State Educational Leaders Discuss Latino Student Success at Southern California Symposium

LA VERNE, California (March 16, 2017) — About 80 college educators and administrators from across California gathered today on the campus of the University of La Verne to discuss what it means to serve Latino students in the context of state and national policies, as well as to share evidence-based practices.

The state-wide symposium was held in the University of La Verne’s Abraham Campus Center on March 16.

“Accelerated growth in the U.S. Hispanic population has led to a rapid rise in Latino enrollments at higher education institutions across the United States,” said the event’s synopsis on the University of La Verne’s website. This trend calls for college administrators in California to “choose how to intentionally serve rather than merely enroll Hispanic students.”
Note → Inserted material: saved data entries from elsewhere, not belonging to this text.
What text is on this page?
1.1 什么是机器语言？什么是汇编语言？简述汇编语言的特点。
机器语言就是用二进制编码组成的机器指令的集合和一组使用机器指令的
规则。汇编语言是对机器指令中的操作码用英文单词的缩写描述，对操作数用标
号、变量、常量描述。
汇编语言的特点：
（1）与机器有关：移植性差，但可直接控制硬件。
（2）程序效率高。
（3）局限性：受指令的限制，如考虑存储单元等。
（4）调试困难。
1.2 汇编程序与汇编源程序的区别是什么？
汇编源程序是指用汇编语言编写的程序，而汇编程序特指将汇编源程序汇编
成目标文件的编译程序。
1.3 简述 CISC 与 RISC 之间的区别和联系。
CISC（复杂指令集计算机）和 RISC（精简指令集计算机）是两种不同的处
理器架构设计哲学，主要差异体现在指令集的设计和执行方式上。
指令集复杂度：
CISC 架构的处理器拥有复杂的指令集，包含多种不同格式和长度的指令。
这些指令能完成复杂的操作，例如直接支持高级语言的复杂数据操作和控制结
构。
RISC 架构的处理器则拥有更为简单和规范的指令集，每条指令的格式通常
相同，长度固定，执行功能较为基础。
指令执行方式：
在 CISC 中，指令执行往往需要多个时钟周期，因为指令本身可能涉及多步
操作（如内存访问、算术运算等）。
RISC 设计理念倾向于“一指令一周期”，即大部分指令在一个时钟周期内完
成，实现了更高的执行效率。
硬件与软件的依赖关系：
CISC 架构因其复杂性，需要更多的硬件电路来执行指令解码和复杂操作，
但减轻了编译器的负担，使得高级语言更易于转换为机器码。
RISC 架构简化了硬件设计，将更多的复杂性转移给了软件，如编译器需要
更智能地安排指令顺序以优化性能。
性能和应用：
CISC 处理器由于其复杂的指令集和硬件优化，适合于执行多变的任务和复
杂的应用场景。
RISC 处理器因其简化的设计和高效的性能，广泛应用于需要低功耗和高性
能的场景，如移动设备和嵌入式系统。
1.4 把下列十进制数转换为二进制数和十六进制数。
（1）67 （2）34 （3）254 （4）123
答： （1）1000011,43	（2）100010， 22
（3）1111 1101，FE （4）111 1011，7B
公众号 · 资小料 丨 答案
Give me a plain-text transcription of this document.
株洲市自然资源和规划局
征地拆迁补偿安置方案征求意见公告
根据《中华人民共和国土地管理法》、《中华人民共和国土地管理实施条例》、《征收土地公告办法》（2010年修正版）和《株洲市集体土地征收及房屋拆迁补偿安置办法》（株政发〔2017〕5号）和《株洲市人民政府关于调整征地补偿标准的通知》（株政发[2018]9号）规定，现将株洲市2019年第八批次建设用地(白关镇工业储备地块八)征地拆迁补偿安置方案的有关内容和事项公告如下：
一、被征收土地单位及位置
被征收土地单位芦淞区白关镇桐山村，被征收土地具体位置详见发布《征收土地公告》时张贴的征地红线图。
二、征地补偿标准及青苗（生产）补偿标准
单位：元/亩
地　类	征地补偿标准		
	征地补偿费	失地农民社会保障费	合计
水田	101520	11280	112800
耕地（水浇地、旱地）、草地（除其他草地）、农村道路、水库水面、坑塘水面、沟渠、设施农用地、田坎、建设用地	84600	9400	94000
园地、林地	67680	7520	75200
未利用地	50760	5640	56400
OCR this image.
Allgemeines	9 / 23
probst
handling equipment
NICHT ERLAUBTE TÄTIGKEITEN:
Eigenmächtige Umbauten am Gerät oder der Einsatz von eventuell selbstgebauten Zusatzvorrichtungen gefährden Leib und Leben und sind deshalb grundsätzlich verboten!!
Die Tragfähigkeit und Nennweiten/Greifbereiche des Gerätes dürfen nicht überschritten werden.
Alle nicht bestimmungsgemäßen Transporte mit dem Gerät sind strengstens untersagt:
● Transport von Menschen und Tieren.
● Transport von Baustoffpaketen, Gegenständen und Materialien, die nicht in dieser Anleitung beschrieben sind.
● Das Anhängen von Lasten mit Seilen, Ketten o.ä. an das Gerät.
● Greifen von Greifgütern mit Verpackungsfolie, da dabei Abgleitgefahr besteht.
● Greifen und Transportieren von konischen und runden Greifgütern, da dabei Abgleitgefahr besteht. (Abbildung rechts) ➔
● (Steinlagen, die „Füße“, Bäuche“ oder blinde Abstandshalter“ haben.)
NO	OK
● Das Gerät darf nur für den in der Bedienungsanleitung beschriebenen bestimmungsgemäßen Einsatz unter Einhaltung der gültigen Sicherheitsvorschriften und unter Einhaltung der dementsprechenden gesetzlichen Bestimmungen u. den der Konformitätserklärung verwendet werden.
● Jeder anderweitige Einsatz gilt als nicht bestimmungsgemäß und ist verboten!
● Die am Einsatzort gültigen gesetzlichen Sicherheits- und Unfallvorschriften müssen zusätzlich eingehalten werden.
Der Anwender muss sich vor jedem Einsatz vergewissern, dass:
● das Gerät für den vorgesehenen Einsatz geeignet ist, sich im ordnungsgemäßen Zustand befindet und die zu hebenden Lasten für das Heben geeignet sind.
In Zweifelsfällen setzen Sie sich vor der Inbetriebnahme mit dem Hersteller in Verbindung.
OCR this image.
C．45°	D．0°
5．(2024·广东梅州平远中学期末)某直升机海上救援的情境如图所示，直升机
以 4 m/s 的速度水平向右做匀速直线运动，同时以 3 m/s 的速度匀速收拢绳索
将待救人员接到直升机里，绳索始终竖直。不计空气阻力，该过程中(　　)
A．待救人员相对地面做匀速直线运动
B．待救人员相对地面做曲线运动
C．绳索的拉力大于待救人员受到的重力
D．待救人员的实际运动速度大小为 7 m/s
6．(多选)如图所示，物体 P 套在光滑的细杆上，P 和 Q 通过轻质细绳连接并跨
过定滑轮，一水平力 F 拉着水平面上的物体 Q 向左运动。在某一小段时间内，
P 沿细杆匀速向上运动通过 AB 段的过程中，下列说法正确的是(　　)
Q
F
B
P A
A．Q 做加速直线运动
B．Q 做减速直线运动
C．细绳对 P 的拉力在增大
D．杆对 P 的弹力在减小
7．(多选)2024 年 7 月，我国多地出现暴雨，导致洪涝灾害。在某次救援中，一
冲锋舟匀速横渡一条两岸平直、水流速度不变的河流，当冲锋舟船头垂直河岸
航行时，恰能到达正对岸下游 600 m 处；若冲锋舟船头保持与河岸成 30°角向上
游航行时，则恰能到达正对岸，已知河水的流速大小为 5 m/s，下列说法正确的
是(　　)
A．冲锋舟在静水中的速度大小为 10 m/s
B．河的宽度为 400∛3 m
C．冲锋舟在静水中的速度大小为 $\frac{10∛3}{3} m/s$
A key focus of the event was a live panel discussion titled Deconstructing Serving at HSIs: Individual Stories of Leadership and Practice, hosted by San Bernardino Valley College President Diana Z. Rodriguez, CSU Sacramento President Robert Nelson, and CSU Channel Islands President Erika Beck.

(From left to right): panelists Robert Nelson, President — CSU Sacramento; Erika Beck, President — CSU Channel Islands; Diana Z. Rodriguez, President — San Bernardino Valley College.

“I think it’s important that we, as educators, continue to strengthen our relationships with other colleges to help address any gaps in services that may have been overlooked,” said SBVC President Diana Z. Rodriguez. “I am proud to work in a college district that really values this type of cross-institutional collaboration.”

As of 2017, San Bernardino Valley College’s student population is about 60% Hispanic, with many being first-generation college students. SBVC has received federal designation as a Hispanic-Serving Institution (HSI), and in 2015 became the first college in the state to open a Dreamers Resource Center, a counseling department that helps Dreamer students navigate the challenges of enrolling and attending college.

“Our college was created for our community,” said Rodriguez, “and it absolutely thrills me when I get to see how much our programs impact the lives of thousands of families in the Inland Empire on an annual basis.”